Step Five: Work to dismantle the sense of hierarchy
Regardless of where the mentor and mentee sit within an organization, a mentoring relationship should be separated from a reporting relationship and should not come with the associated tension of a hierarchical relationship.
When this hierarchical relationship naturally exists based upon the preexisting organizational relationship, the mentor needs to take active steps to dismantle it. The mentee should be given clear grounds to speak freely with the mentor. If ground rules need to be set up related to potential conflicts or legal issues, these should be clearly described up front, so that outside of those guardrails, the mentee can feel comfortable voicing any and all concerns or opinions they may have.
This level of comfort is critical for developing the mentoring relationship and helping the mentee to open up to the mentor. It will also allow the mentor insight and perspective into the mentee’s thought process and problem solving approach, which will grant them greater opportunity to coach and develop the mentee.
Step Six: Allow for risk taking
If Step 5 is fully embraced, Step 6 should naturally follow. As the hierarchical relationship is dismantled, and the mentee is encouraged to be open, honest and transparent with the mentor, the mentee should feel well-supported in risk taking.
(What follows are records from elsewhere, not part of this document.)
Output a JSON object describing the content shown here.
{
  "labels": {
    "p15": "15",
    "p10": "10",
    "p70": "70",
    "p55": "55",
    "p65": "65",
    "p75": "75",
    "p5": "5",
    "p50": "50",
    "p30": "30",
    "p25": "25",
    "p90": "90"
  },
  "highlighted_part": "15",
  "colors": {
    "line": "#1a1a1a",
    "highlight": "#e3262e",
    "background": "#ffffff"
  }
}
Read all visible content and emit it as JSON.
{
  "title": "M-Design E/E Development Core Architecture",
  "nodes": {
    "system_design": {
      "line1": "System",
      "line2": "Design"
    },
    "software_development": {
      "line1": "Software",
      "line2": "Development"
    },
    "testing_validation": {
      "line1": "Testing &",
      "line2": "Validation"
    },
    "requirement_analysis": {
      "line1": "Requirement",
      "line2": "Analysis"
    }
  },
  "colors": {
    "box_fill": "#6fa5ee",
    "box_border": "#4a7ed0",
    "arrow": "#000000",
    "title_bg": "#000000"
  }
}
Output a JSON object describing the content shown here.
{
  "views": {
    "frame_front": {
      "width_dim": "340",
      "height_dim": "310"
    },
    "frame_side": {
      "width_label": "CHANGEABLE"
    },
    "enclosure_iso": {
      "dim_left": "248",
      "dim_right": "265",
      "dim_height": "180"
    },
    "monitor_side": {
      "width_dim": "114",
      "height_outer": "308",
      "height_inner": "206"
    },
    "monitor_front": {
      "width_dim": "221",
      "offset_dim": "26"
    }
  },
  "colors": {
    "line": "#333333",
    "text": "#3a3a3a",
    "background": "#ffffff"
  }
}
That said, the mentor should always continue to be direct in this piece of advice, as it is critical to the development of the mentee.
Encouraging the mentee to take risks, while providing a safety net, will help them to grow, learn and, critically, fail. Without failure, the mentoring relationship does not reach peak value. The mentor’s role as a sounding board and advice giver is helpful, but the true role as a coach truly comes in while assisting the mentee in how to respond to and learn from failures and setbacks.
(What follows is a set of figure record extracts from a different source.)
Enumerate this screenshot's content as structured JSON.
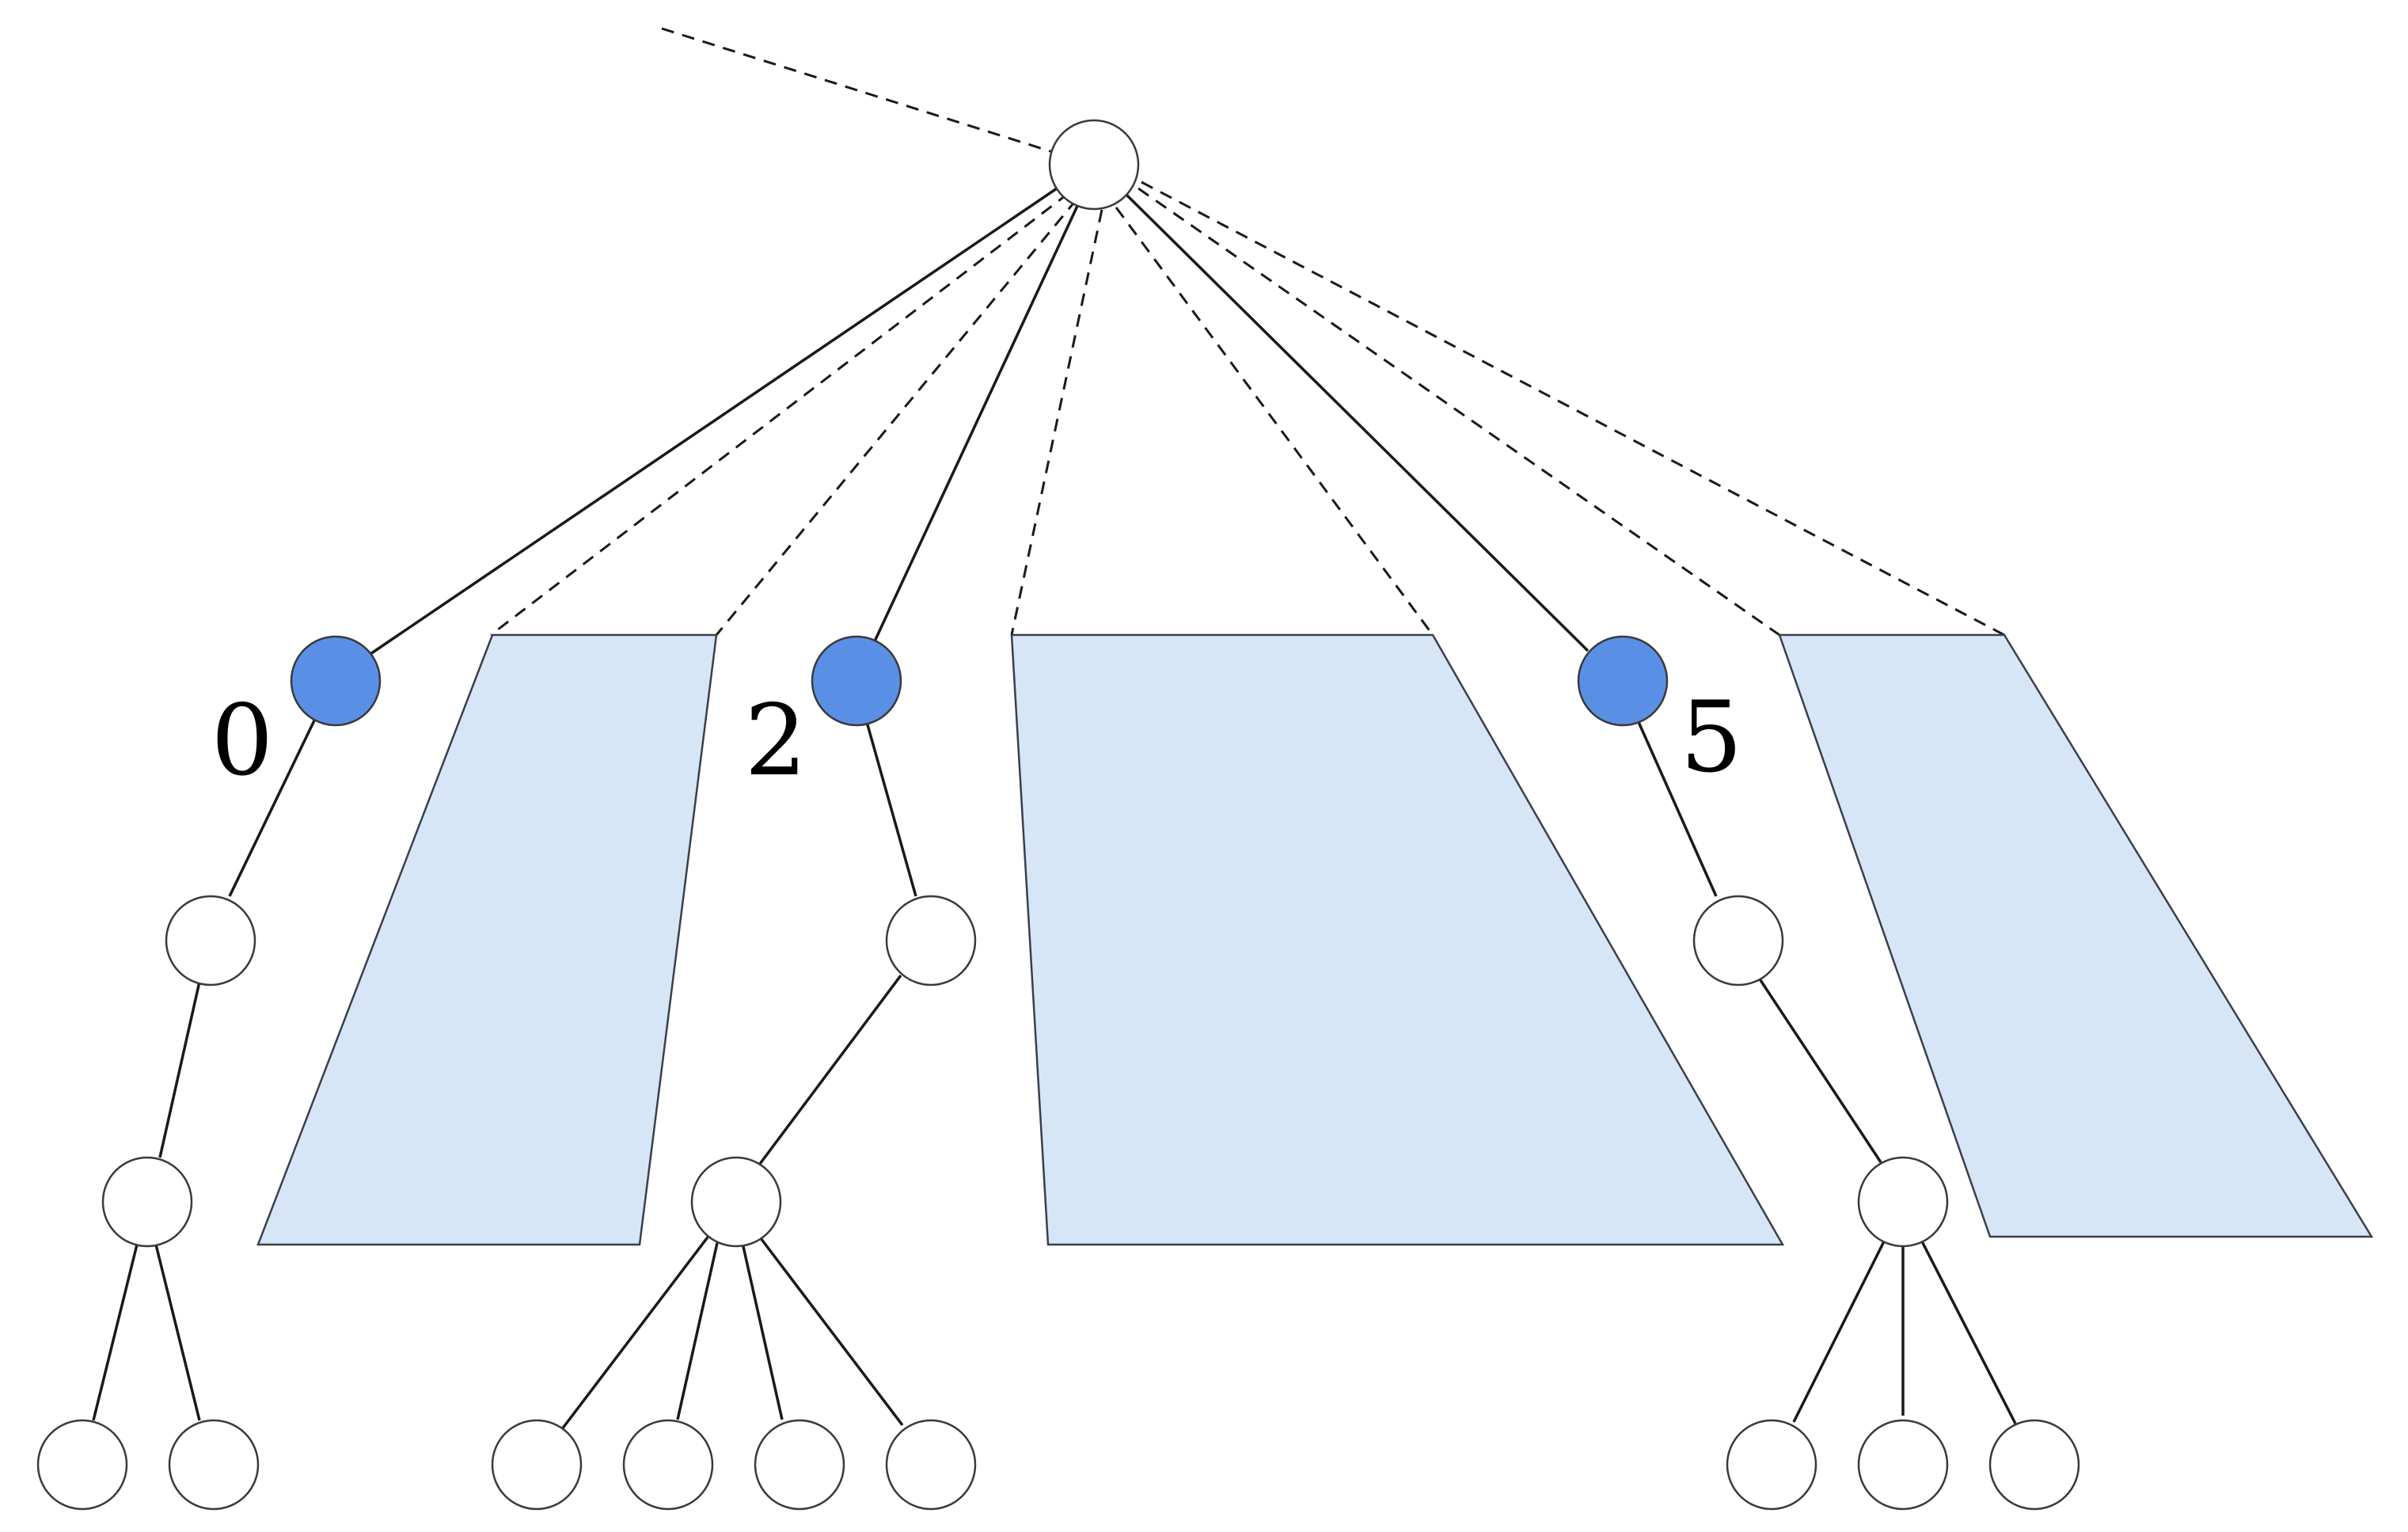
{
  "diagram": {
    "labels": {
      "zero": "0",
      "two": "2",
      "five": "5"
    },
    "colors": {
      "highlighted_node": "#5a8fe6",
      "subtree_fill": "#d7e6f6",
      "edge": "#1a1a1a",
      "node_stroke": "#3a3a3a"
    }
  }
}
A strong mentor will not only accept these failures as okay, but encourage the risk taking that makes them inevitable.
Step Seven: Take an active approach to being a mentor
In a well-developed mentoring program, the mentee should always be the one accountable for leading the mentoring relationship in the form of setting meetings, establishing agendas, and coming prepared with items to discuss. That said, a mentor must be prepared to take an active approach in the relationship. This can mean different things to different leaders, and also to different mentees.
Draw from the key takeaways in step 2:
● What are the goals of the mentee?
● What are they hoping to gain from the mentoring relationship?
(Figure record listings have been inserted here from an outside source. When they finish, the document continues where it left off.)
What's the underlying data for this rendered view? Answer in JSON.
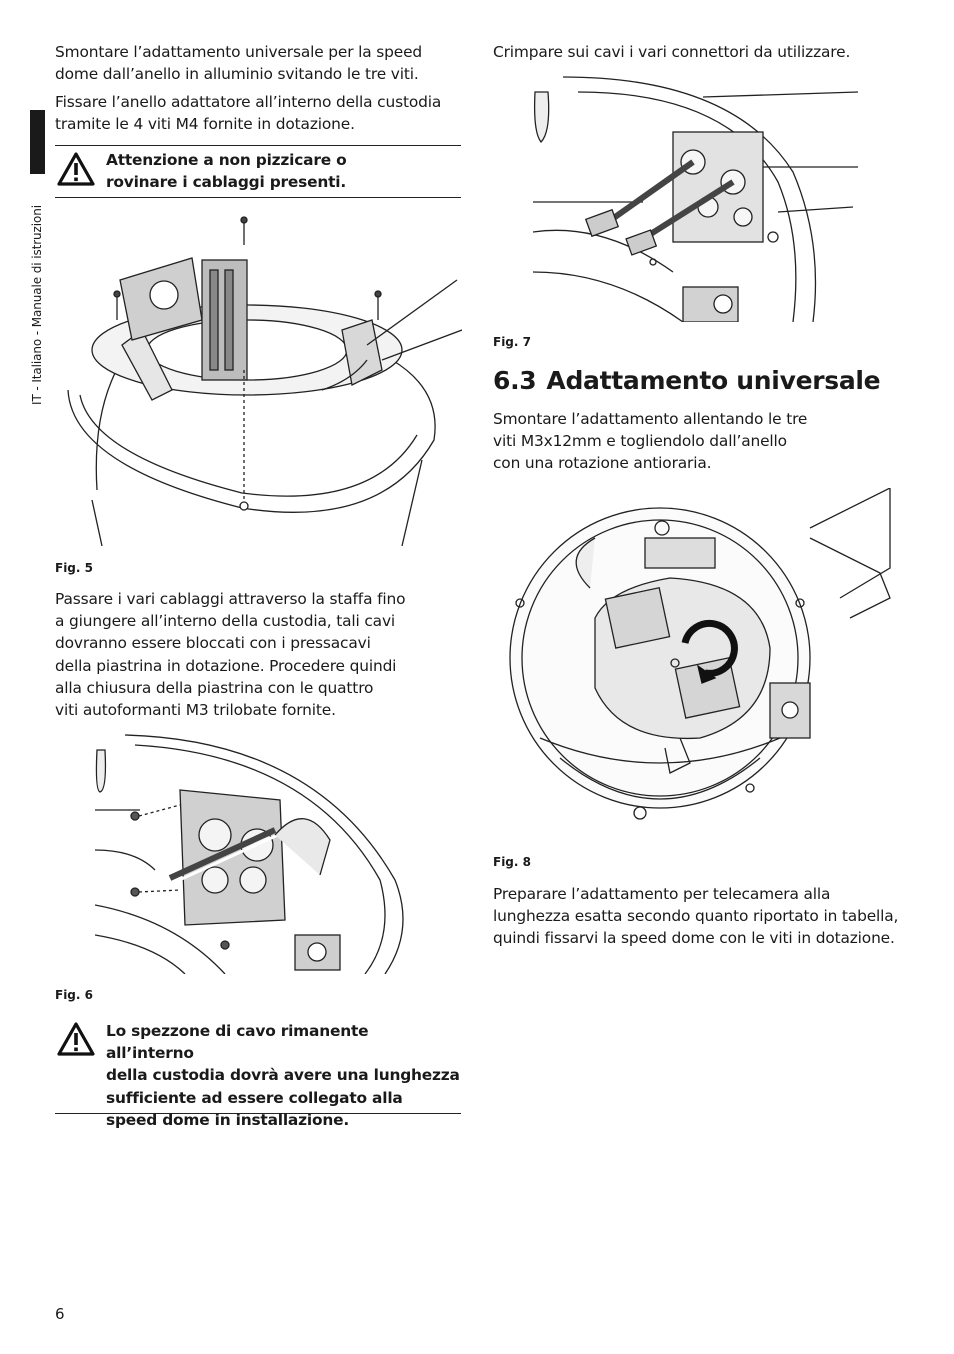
{
  "sidebar": {
    "label": "IT - Italiano - Manuale di istruzioni"
  },
  "left": {
    "p1": "Smontare l’adattamento universale per la speed\ndome dall’anello in alluminio svitando le tre viti.",
    "p2": "Fissare l’anello adattatore all’interno della custodia\ntramite le 4 viti M4 fornite in dotazione.",
    "warning1": "Attenzione a non pizzicare o\nrovinare i cablaggi presenti.",
    "fig5": "Fig. 5",
    "p3": "Passare i vari cablaggi attraverso la staffa fino\na giungere all’interno della custodia, tali cavi\ndovranno essere bloccati con i pressacavi\ndella piastrina in dotazione. Procedere quindi\nalla chiusura della piastrina con le quattro\nviti autoformanti M3 trilobate fornite.",
    "fig6": "Fig. 6",
    "warning2": "Lo spezzone di cavo rimanente all’interno\ndella custodia dovrà avere una lunghezza\nsufficiente ad essere collegato alla\nspeed dome in installazione."
  },
  "right": {
    "p1": "Crimpare sui cavi i vari connettori da utilizzare.",
    "fig7": "Fig. 7",
    "heading_num": "6.3",
    "heading_text": "Adattamento universale",
    "p2": "Smontare l’adattamento allentando le tre\nviti M3x12mm e togliendolo dall’anello\ncon una rotazione antioraria.",
    "fig8": "Fig. 8",
    "p3": "Preparare l’adattamento per telecamera alla\nlunghezza esatta secondo quanto riportato in tabella,\nquindi fissarvi la speed dome con le viti in dotazione."
  },
  "footer": {
    "page_number": "6"
  },
  "icons": {
    "warning": "warning-triangle-icon",
    "rotation": "counterclockwise-arrow-icon"
  }
}
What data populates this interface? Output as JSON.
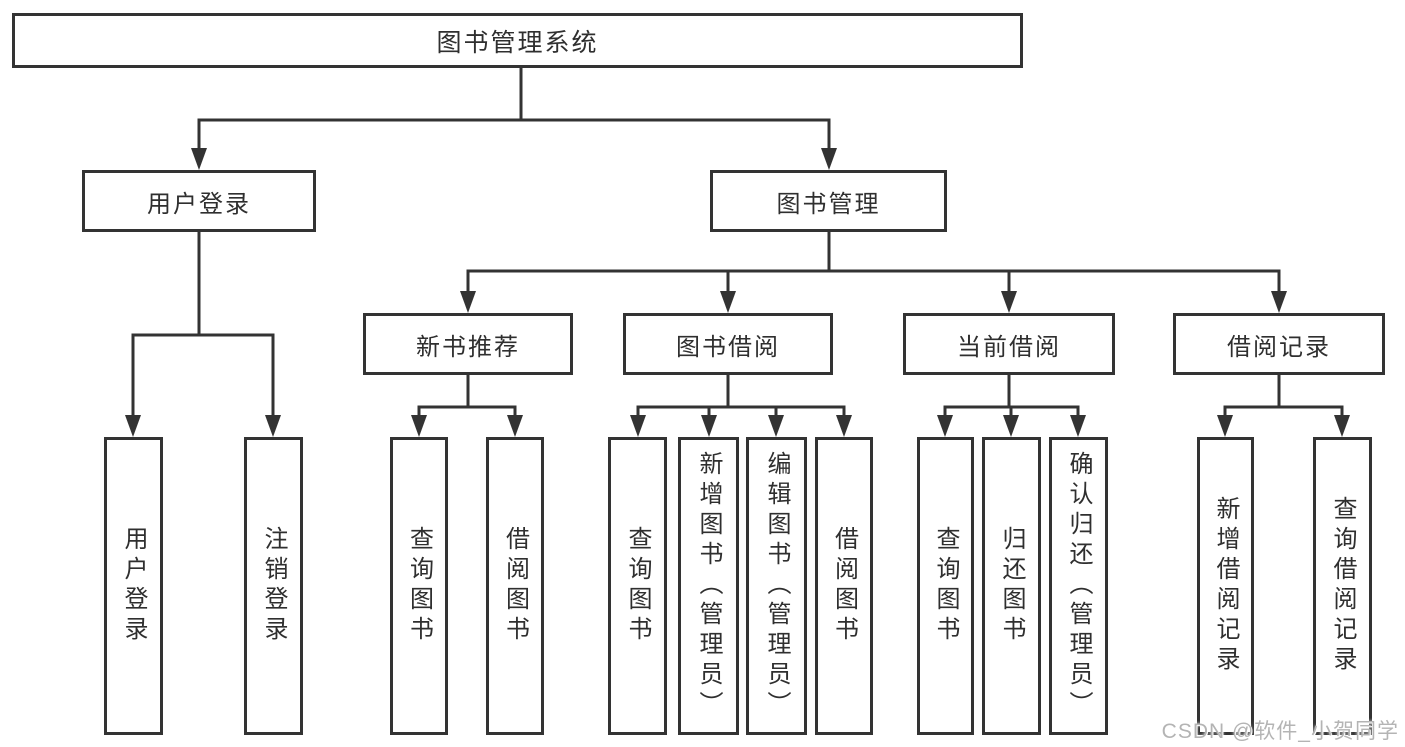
{
  "tree": {
    "root": "图书管理系统",
    "branches": [
      {
        "label": "用户登录",
        "leaves": [
          "用户登录",
          "注销登录"
        ]
      },
      {
        "label": "图书管理",
        "categories": [
          {
            "label": "新书推荐",
            "leaves": [
              "查询图书",
              "借阅图书"
            ]
          },
          {
            "label": "图书借阅",
            "leaves": [
              "查询图书",
              "新增图书（管理员）",
              "编辑图书（管理员）",
              "借阅图书"
            ]
          },
          {
            "label": "当前借阅",
            "leaves": [
              "查询图书",
              "归还图书",
              "确认归还（管理员）"
            ]
          },
          {
            "label": "借阅记录",
            "leaves": [
              "新增借阅记录",
              "查询借阅记录"
            ]
          }
        ]
      }
    ]
  },
  "watermark": "CSDN @软件_小贺同学",
  "colors": {
    "line": "#333333",
    "text": "#2f2f2f",
    "watermark": "#b4b4b4",
    "background": "#ffffff"
  }
}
● How does this impact the type of mentor you need to be?
With a new recruit to the company, taking an active approach to a mentoring relationship will likely look very hands-on – introducing the employee to key relationships, identifying challenging stretch assignments for them, and providing direct feedback to them.
With a more seasoned veteran who is looking to move to a higher level of leadership, taking an active approach to a mentoring relationship might require stepping back and allowing the mentee to drive the relationship, so as to not “over-manage” the relationship.
Regardless, the approach should always be in line with the needs of the mentee, and although it is inevitable that a busy mentor’s involvement with ebb and flow, the mentor must commit to a minimum amount of involvement, and not waiver.
While mentoring is critical to developing talent and building pipelines, it is important to have a strong sense of awareness regarding one’s capacity for mentoring. It may be that at one specific moment, you would not have sufficient time and energy to dedicate to a truly supportive mentoring relationship. It is better to acknowledge this and opt out of a mentoring opportunity, than to engage in a relationship without full commitment.
Once a leader has truly committed to the relationship, provides positive support and direction to their mentee, and actively participates in the mentoring relationship, a successful mentoring relationship will naturally occur.